Melanie - Can’t wait to read more. I was wondering how to redirect if it is a single shoot.

Jenika - Thanks Kristi! Finishing it up now…. :-)

Jenika - Thanks Melanie! That’s a great question. Redirecting is somewhat harder if it’s a single shoot. I usually try to prep in session for that – I’ll put a big smile on my face and do lots of confidence building, and make sure they are having a great time. That way they can remember those positive emotions later.

Of course, if it’s a single shoot, you have more control over how the person moves and is posed, and you have more time to consider and line up each shot – which does make it easier to create a product they’re more likely to like.

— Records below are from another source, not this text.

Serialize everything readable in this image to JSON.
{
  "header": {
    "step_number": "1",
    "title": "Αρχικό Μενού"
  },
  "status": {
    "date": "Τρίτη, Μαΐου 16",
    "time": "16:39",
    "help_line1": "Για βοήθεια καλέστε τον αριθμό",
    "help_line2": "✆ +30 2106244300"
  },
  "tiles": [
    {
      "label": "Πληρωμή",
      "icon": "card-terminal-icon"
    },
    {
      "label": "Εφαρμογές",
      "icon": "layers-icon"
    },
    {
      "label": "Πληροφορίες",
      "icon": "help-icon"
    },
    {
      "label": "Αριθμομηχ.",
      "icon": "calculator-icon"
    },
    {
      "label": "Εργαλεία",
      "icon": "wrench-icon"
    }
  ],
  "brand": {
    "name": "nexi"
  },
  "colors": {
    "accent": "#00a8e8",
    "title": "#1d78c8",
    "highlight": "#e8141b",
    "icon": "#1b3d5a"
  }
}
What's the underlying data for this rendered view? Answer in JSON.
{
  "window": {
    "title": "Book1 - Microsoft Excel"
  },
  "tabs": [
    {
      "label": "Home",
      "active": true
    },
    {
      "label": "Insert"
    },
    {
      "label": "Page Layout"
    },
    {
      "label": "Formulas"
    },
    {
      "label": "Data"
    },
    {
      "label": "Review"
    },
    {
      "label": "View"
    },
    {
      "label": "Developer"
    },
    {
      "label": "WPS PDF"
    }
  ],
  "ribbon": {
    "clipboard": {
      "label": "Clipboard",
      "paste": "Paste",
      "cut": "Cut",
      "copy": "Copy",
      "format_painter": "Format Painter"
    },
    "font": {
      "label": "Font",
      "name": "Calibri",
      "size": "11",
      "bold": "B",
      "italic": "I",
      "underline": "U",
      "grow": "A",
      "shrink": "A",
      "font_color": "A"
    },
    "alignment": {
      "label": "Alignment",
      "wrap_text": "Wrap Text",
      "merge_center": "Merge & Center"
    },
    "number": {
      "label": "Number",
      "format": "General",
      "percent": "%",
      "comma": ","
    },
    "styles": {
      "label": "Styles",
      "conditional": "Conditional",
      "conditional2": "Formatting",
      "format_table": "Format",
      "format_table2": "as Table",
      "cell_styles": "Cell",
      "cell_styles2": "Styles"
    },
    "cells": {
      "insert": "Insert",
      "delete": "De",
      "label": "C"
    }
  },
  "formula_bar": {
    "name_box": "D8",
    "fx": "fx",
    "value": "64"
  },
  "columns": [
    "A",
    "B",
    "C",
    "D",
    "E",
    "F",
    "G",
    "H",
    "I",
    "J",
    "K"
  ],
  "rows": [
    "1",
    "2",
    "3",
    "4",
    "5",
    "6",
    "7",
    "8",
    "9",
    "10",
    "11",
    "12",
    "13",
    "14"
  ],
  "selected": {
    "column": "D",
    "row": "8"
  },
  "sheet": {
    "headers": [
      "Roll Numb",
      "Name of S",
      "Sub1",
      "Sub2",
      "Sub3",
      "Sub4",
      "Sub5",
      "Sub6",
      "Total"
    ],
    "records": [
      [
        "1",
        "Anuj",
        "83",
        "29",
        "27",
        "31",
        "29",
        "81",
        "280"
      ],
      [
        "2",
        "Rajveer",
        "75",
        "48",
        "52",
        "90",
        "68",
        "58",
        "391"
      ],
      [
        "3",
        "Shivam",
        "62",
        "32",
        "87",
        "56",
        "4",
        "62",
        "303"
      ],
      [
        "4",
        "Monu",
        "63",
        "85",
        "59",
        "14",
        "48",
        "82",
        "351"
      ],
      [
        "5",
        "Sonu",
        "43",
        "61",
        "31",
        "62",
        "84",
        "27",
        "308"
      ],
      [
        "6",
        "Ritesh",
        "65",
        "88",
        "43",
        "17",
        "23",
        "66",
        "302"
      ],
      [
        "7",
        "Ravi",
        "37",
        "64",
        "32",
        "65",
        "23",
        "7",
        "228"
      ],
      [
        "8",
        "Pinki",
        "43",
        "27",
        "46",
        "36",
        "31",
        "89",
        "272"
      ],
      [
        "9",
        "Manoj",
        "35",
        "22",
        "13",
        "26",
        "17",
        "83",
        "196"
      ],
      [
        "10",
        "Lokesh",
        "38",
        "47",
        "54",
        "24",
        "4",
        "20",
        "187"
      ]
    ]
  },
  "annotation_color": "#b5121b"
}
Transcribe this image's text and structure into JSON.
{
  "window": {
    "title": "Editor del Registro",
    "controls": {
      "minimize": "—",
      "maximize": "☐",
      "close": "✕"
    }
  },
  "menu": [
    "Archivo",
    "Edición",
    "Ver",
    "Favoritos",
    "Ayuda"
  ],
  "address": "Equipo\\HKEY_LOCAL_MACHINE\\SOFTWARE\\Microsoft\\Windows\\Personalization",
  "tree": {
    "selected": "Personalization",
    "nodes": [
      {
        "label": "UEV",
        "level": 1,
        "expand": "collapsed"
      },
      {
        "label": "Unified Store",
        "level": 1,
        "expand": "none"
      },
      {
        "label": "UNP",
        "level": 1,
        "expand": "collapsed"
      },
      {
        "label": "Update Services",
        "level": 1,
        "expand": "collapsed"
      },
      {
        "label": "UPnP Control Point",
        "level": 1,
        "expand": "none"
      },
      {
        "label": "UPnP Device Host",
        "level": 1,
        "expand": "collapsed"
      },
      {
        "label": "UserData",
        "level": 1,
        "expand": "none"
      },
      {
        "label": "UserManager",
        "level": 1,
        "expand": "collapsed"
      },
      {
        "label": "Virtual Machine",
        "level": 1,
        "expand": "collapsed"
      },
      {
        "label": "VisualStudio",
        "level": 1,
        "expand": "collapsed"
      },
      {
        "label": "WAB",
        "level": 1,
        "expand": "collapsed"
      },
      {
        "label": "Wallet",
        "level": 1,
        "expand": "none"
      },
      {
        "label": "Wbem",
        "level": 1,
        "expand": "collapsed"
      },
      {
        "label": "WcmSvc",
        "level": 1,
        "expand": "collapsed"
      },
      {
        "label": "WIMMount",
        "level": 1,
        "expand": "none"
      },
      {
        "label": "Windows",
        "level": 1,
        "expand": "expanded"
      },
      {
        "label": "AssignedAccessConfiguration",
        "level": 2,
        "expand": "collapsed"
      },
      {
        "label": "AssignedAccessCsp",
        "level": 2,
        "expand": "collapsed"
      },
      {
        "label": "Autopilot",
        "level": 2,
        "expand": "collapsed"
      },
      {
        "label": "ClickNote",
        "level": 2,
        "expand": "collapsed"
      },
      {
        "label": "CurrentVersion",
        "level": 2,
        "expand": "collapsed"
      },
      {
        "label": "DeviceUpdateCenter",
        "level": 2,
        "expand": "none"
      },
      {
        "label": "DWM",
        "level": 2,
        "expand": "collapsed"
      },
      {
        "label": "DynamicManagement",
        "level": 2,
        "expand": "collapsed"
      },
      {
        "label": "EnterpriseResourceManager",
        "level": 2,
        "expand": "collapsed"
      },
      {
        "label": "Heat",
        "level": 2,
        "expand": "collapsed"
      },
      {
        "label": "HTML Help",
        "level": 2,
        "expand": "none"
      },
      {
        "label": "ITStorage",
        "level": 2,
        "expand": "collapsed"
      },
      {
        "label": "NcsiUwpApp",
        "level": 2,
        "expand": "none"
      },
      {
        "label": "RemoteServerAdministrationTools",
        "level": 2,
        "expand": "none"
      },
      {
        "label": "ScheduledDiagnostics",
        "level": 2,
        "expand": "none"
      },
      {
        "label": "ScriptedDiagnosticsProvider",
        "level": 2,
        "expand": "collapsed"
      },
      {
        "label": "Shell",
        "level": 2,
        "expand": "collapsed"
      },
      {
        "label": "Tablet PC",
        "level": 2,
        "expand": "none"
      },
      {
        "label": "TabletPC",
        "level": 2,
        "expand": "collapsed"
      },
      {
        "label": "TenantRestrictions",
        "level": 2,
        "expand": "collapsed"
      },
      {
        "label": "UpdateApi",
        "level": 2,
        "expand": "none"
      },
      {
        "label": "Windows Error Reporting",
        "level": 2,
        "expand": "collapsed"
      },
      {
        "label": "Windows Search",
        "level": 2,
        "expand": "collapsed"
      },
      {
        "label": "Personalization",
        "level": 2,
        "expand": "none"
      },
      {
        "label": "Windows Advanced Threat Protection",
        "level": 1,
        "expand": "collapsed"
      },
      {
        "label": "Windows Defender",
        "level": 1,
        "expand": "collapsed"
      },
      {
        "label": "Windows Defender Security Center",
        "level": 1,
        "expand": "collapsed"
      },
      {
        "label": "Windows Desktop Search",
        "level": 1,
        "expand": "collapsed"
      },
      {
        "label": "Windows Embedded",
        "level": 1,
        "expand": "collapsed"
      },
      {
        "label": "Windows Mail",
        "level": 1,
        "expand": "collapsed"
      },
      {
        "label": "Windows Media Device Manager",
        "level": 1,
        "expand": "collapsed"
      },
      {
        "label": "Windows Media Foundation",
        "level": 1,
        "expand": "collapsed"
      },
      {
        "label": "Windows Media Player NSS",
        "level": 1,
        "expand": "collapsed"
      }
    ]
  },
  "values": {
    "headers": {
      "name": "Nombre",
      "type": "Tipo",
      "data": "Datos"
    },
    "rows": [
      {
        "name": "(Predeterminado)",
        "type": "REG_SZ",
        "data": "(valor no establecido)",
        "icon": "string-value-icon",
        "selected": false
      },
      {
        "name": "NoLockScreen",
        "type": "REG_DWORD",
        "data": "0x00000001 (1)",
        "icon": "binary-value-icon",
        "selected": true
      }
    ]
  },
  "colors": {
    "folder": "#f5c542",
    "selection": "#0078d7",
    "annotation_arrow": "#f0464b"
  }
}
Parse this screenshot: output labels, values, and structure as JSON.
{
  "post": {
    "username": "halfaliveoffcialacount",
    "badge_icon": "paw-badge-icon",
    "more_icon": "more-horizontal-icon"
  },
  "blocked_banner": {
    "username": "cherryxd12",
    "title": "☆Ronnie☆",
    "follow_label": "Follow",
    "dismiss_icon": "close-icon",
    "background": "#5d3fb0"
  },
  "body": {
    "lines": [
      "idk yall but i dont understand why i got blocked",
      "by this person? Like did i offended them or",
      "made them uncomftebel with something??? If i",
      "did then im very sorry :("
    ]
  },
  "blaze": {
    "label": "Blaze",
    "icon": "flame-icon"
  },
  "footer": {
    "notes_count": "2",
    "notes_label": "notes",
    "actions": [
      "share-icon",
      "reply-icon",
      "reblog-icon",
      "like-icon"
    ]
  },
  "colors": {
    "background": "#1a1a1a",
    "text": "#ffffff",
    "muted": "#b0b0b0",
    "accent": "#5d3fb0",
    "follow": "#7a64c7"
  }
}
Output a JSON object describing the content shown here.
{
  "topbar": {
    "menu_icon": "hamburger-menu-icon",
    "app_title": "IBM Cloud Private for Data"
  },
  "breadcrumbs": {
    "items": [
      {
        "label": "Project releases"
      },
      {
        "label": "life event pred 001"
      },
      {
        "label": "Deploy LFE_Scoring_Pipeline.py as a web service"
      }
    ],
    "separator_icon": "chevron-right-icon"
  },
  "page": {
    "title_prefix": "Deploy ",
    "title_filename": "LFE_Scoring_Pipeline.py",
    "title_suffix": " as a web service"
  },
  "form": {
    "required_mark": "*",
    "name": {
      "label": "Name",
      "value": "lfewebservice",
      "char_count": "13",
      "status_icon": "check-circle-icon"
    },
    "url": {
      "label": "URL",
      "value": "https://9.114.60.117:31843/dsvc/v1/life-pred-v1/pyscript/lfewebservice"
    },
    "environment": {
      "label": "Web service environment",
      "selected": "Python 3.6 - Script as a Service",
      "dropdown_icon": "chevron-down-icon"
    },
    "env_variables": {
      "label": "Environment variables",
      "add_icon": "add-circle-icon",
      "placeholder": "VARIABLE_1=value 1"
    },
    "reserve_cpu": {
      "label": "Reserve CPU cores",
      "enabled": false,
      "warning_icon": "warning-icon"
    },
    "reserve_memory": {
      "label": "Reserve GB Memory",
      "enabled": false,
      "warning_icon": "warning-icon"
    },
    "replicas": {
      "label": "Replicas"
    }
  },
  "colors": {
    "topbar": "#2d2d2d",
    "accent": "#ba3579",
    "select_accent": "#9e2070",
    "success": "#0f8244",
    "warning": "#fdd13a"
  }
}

Depending on the person, you can show them good shots on the back of the camera and see how they react right in session. Combined with a good experience, the image review session goes a bit smoother. You also have more shots to choose from in a single shoot that show that one person at their best – in a family session with so many moving parts that it’s harder to manage everyone looking their 100% ideal in every single shot, so that’s where it’s more of a problem.

Hope that helps …

Bunn Salarzon - Thanks for this post and the advice! I’m a wedding photographer, but also provide boudoir photography which is my strength yet all the negative self-image feedback I get has me burnt out and, quite honestly, very SAD! I don’t like the way us women tear ourselves apart when what I see is beautiful and happy faces looking back at me through my lens.

Emily - I just ran across your blog & quickly subscribed! I love your unique psychology perspective. This situation seems to happen so often–even with men sometimes! Your response idea makes total sense, and hopefully next time something like this happens I will not seem so awkward with my response. Thanks!
-Emily

Lucia - Hi

I usually shoot product, but this issue does bug me when I happen to shoot portrait. Any other advice? I have this particular client with really negative self-image, and who is overly sensitive whenever anyone makes the slightliest comment about his appearance (which I often have to do when choosing clothes and posing). I try to be sensitive, but what else can I do?

Michelle - Great ideas! Redirect your client into remembering joyful memories and emotions rather than perceived negative attributes. I need to implement this in real life too!